Animal Legal Defense Fund Urges FDA Not to Discriminate Against Plant-Based Milk Producers with Voluntary Nutrient Statement
The agency has recommended that plant-based milk producers include a statement on their labels comparing their products to cow’s milk
WASHINGTON D.C. — Today the Animal Legal Defense Fund submitted comments to the Food and Drug Administration (FDA) asking the agency to remove its unprecedented “voluntary nutrient statement” from its draft guidance on the labeling of plant-based milks.

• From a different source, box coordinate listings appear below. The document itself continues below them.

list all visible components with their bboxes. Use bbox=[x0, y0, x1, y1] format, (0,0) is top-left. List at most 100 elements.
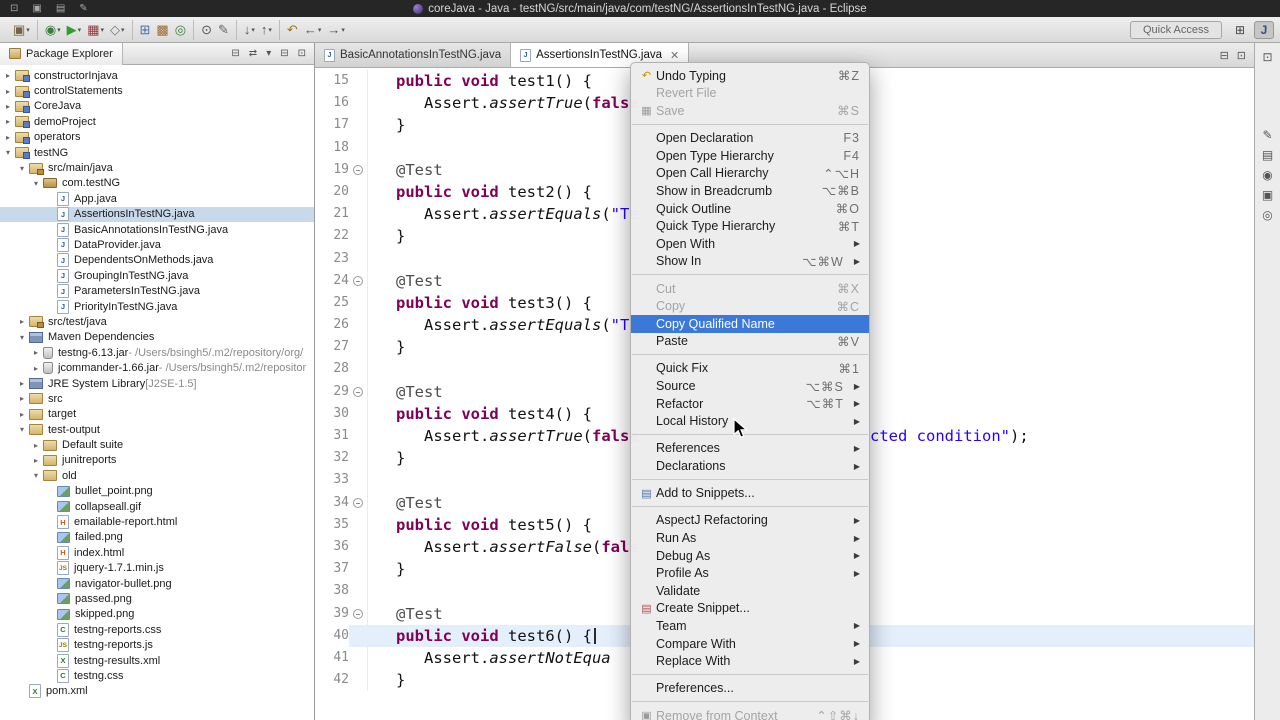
java-perspective-icon[interactable]: J bbox=[1254, 20, 1274, 39]
new-java-project-icon[interactable]: ⊞ bbox=[137, 20, 154, 40]
menu-item-add-to-snippets[interactable]: ▤ Add to Snippets... bbox=[631, 484, 869, 502]
minimize-view-icon[interactable]: ⊟ bbox=[280, 48, 288, 59]
tree-item-testng[interactable]: ▾ testNG bbox=[0, 145, 314, 160]
tree-item-target[interactable]: ▸ target bbox=[0, 407, 314, 422]
menu-item-preferences[interactable]: Preferences... bbox=[631, 680, 869, 698]
tree-item-jquery-1-7-1-min-js[interactable]: JS jquery-1.7.1.min.js bbox=[0, 561, 314, 576]
menu-item-declarations[interactable]: Declarations ▶ bbox=[631, 457, 869, 475]
tree-expanded-arrow[interactable]: ▾ bbox=[16, 333, 28, 342]
tree-item-maven-dependencies[interactable]: ▾ Maven Dependencies bbox=[0, 330, 314, 345]
new-wizard-icon[interactable]: ▣ ▾ bbox=[10, 20, 33, 40]
pencil-icon[interactable]: ✎ bbox=[79, 3, 87, 14]
tree-item-app-java[interactable]: J App.java bbox=[0, 191, 314, 206]
tree-item-collapseall-gif[interactable]: collapseall.gif bbox=[0, 499, 314, 514]
fold-collapse-marker[interactable] bbox=[349, 159, 367, 181]
dropdown-arrow-icon[interactable]: ▾ bbox=[100, 26, 104, 34]
menu-item-refactor[interactable]: Refactor ⌥⌘T ▶ bbox=[631, 395, 869, 413]
menu-item-replace-with[interactable]: Replace With ▶ bbox=[631, 652, 869, 670]
maximize-editor-icon[interactable]: ⊡ bbox=[1237, 49, 1246, 62]
tree-collapsed-arrow[interactable]: ▸ bbox=[2, 133, 14, 142]
menu-item-open-type-hierarchy[interactable]: Open Type Hierarchy F4 bbox=[631, 147, 869, 165]
tree-item-priorityintestng-java[interactable]: J PriorityInTestNG.java bbox=[0, 299, 314, 314]
maximize-view-icon[interactable]: ⊡ bbox=[298, 48, 306, 59]
minimize-editor-icon[interactable]: ⊟ bbox=[1220, 49, 1229, 62]
tree-item-jre-system-library[interactable]: ▸ JRE System Library [J2SE-1.5] bbox=[0, 376, 314, 391]
menu-item-quick-type-hierarchy[interactable]: Quick Type Hierarchy ⌘T bbox=[631, 217, 869, 235]
menu-item-team[interactable]: Team ▶ bbox=[631, 617, 869, 635]
tree-collapsed-arrow[interactable]: ▸ bbox=[2, 117, 14, 126]
tree-item-default-suite[interactable]: ▸ Default suite bbox=[0, 437, 314, 452]
tree-item-navigator-bullet-png[interactable]: navigator-bullet.png bbox=[0, 576, 314, 591]
menu-item-show-in[interactable]: Show In ⌥⌘W ▶ bbox=[631, 253, 869, 271]
tree-expanded-arrow[interactable]: ▾ bbox=[30, 471, 42, 480]
fold-collapse-marker[interactable] bbox=[349, 381, 367, 403]
menu-item-profile-as[interactable]: Profile As ▶ bbox=[631, 564, 869, 582]
package-explorer-tab[interactable]: Package Explorer bbox=[0, 42, 123, 65]
tree-item-src-test-java[interactable]: ▸ src/test/java bbox=[0, 314, 314, 329]
dropdown-arrow-icon[interactable]: ▾ bbox=[251, 26, 255, 34]
menu-item-quick-fix[interactable]: Quick Fix ⌘1 bbox=[631, 360, 869, 378]
menu-item-source[interactable]: Source ⌥⌘S ▶ bbox=[631, 377, 869, 395]
collapse-all-icon[interactable]: ⊟ bbox=[231, 48, 239, 59]
dropdown-arrow-icon[interactable]: ▾ bbox=[318, 26, 322, 34]
menu-item-open-declaration[interactable]: Open Declaration F3 bbox=[631, 129, 869, 147]
quick-access-button[interactable]: Quick Access bbox=[1129, 20, 1222, 39]
dropdown-arrow-icon[interactable]: ▾ bbox=[78, 26, 82, 34]
menu-item-create-snippet[interactable]: ▤ Create Snippet... bbox=[631, 600, 869, 618]
window-icon[interactable]: ▣ bbox=[32, 3, 41, 14]
menu-item-quick-outline[interactable]: Quick Outline ⌘O bbox=[631, 200, 869, 218]
view-menu-icon[interactable]: ▾ bbox=[266, 48, 271, 59]
editor-tab-basicannotationsintestng-java[interactable]: J BasicAnnotationsInTestNG.java bbox=[315, 43, 512, 67]
tree-item-testng-6-13-jar[interactable]: ▸ testng-6.13.jar - /Users/bsingh5/.m2/re… bbox=[0, 345, 314, 360]
tree-item-src[interactable]: ▸ src bbox=[0, 391, 314, 406]
tree-item-com-testng[interactable]: ▾ com.testNG bbox=[0, 176, 314, 191]
previous-annotation-icon[interactable]: ↑ ▾ bbox=[258, 20, 275, 40]
open-perspective-icon[interactable]: ⊞ bbox=[1230, 21, 1250, 39]
tree-item-jcommander-1-66-jar[interactable]: ▸ jcommander-1.66.jar - /Users/bsingh5/.m… bbox=[0, 360, 314, 375]
tree-collapsed-arrow[interactable]: ▸ bbox=[16, 379, 28, 388]
tree-collapsed-arrow[interactable]: ▸ bbox=[16, 410, 28, 419]
menu-item-run-as[interactable]: Run As ▶ bbox=[631, 529, 869, 547]
debug-icon[interactable]: ◉ ▾ bbox=[42, 20, 64, 40]
tree-item-index-html[interactable]: Hindex.html bbox=[0, 545, 314, 560]
menu-item-paste[interactable]: Paste ⌘V bbox=[631, 333, 869, 351]
tree-item-parametersintestng-java[interactable]: J ParametersInTestNG.java bbox=[0, 283, 314, 299]
tree-item-pom-xml[interactable]: Xpom.xml bbox=[0, 684, 314, 699]
menu-item-compare-with[interactable]: Compare With ▶ bbox=[631, 635, 869, 653]
menu-item-references[interactable]: References ▶ bbox=[631, 440, 869, 458]
javadoc-icon[interactable]: ▣ bbox=[1262, 185, 1273, 205]
menu-item-copy-qualified-name[interactable]: Copy Qualified Name bbox=[631, 314, 869, 333]
menu-item-open-call-hierarchy[interactable]: Open Call Hierarchy ⌃⌥H bbox=[631, 165, 869, 183]
dropdown-arrow-icon[interactable]: ▾ bbox=[26, 26, 30, 34]
tree-expanded-arrow[interactable]: ▾ bbox=[16, 425, 28, 434]
tree-collapsed-arrow[interactable]: ▸ bbox=[2, 87, 14, 96]
search-icon[interactable]: ⊙ bbox=[198, 20, 215, 40]
tree-collapsed-arrow[interactable]: ▸ bbox=[16, 394, 28, 403]
declaration-icon[interactable]: ◎ bbox=[1262, 205, 1272, 225]
new-package-icon[interactable]: ▩ bbox=[153, 20, 171, 40]
tree-item-emailable-report-html[interactable]: Hemailable-report.html bbox=[0, 514, 314, 530]
menu-item-local-history[interactable]: Local History ▶ bbox=[631, 412, 869, 430]
menu-item-debug-as[interactable]: Debug As ▶ bbox=[631, 547, 869, 565]
tree-expanded-arrow[interactable]: ▾ bbox=[2, 148, 14, 157]
tree-item-corejava[interactable]: ▸ CoreJava bbox=[0, 99, 314, 114]
tree-item-passed-png[interactable]: passed.png bbox=[0, 591, 314, 606]
forward-icon[interactable]: → ▾ bbox=[324, 20, 348, 40]
tree-item-src-main-java[interactable]: ▾ src/main/java bbox=[0, 160, 314, 175]
ant-icon[interactable]: ◉ bbox=[1262, 165, 1272, 185]
tree-item-operators[interactable]: ▸ operators bbox=[0, 130, 314, 145]
mark-occurrences-icon[interactable]: ✎ bbox=[215, 20, 232, 40]
tree-item-testng-reports-css[interactable]: Ctestng-reports.css bbox=[0, 622, 314, 637]
tree-expanded-arrow[interactable]: ▾ bbox=[16, 164, 28, 173]
run-icon[interactable]: ▶ ▾ bbox=[64, 20, 85, 40]
tree-item-testng-results-xml[interactable]: Xtestng-results.xml bbox=[0, 653, 314, 668]
tree-item-old[interactable]: ▾ old bbox=[0, 468, 314, 483]
tree-item-test-output[interactable]: ▾ test-output bbox=[0, 422, 314, 437]
menu-item-undo-typing[interactable]: ↶ Undo Typing ⌘Z bbox=[631, 67, 869, 85]
tree-item-constructorinjava[interactable]: ▸ constructorInjava bbox=[0, 68, 314, 83]
back-icon[interactable]: ← ▾ bbox=[301, 20, 325, 40]
tree-item-dataprovider-java[interactable]: J DataProvider.java bbox=[0, 237, 314, 252]
tree-item-controlstatements[interactable]: ▸ controlStatements bbox=[0, 83, 314, 98]
tree-item-testng-css[interactable]: Ctestng.css bbox=[0, 668, 314, 683]
last-edit-location-icon[interactable]: ↶ bbox=[284, 20, 301, 40]
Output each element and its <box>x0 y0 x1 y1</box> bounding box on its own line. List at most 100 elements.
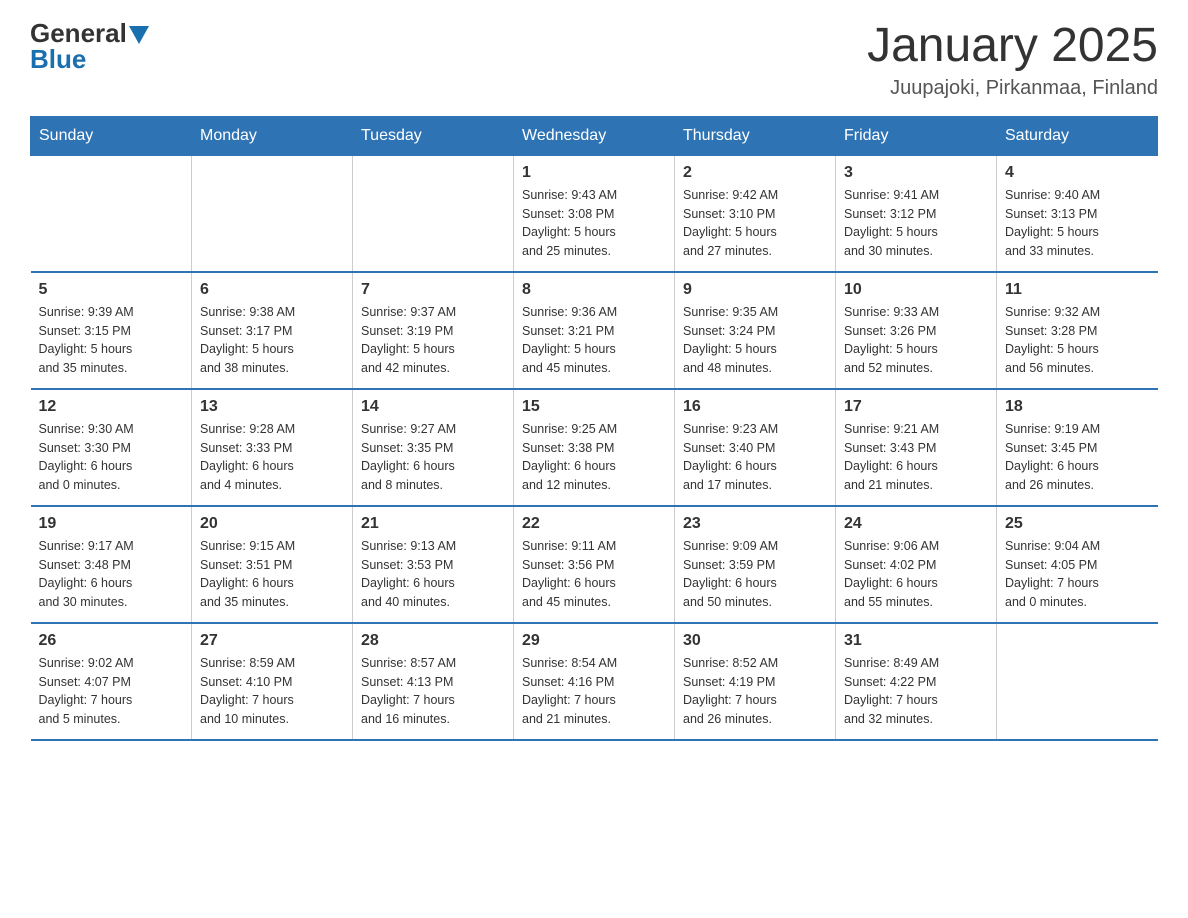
calendar-cell: 2 Sunrise: 9:42 AM Sunset: 3:10 PM Daylig… <box>675 155 836 272</box>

The comments note FDA has finally acknowledged the status quo by confirming that plant-based milk producers can label and market their products using the widespread and deeply understood naming conventions they have used for decades — using the term “milk” when preceded by a qualifier, like soy, almond, or oat. However, the comments also assert FDA is departing not only from the status quo, but also from longstanding labeling law, by recommending that plant-based milk producers add a statement to the front panel of their products comparing their nutritional content to cow’s milk — a direct market competitor that constitutes a recognizably separate and distinct product.
“FDA’s draft guidance oversteps FDA’s statutory mandate and diverges from all past practices by forcing competing products to provide comparisons on their front labels. The products involved are fundamentally different, and consumers seek out plant-based milks thanks to those differences” says Animal Legal Defense Fund Managing Attorney Amanda Howell. “The draft guidance interferes with competition by attempting to give preferential treatment to the dairy industry with additional unnecessary and biased nutrient labeling that runs contrary to law.”
Of the countless similarly situated examples on the market, FDA has never before required or recommended competing, but fundamentally different, products to make comparative nutrient statements on their packaging. For example, FDA wouldn’t think of telling peanut butter producers to disclose on the front of their packages that their products contain less vitamin E, iron, and seven times less calcium than almond butter. Likewise, FDA has never thought of instructing traditional wheat-based pasta producers to flag the fact that their products contain only half the protein and a quarter of the fiber (but more carbohydrates) than chickpea-based pasta. However, FDA has, for no legitimate reason, imposed these burdens on plant-based milk producers.
This new supposedly “voluntary” nutritional disclosure discriminates against one sector to favor a competing sector. In doing so it disregards health science, runs contrary to consumer studies, and contradicts decades of FDA policy on nutrition labeling.
Despite its characterization as “voluntary,” FDA’s recommended nutrient statement comparing plant-based milk to its market competitor will, if finalized, have a very real effect on the market for plant-based dairy products. FDA is well aware that its guidance for industry documents are taken seriously and are generally adhered to by the industry. In part, this is because courts have used FDA’s guidance for industry as persuasive authority and have in some cases found such guidance to be practically binding upon industry in spite of the agency’s use of boilerplate ‘non-binding’ language.
The FDA issued, for comment, its draft guidance on February 22, 2023.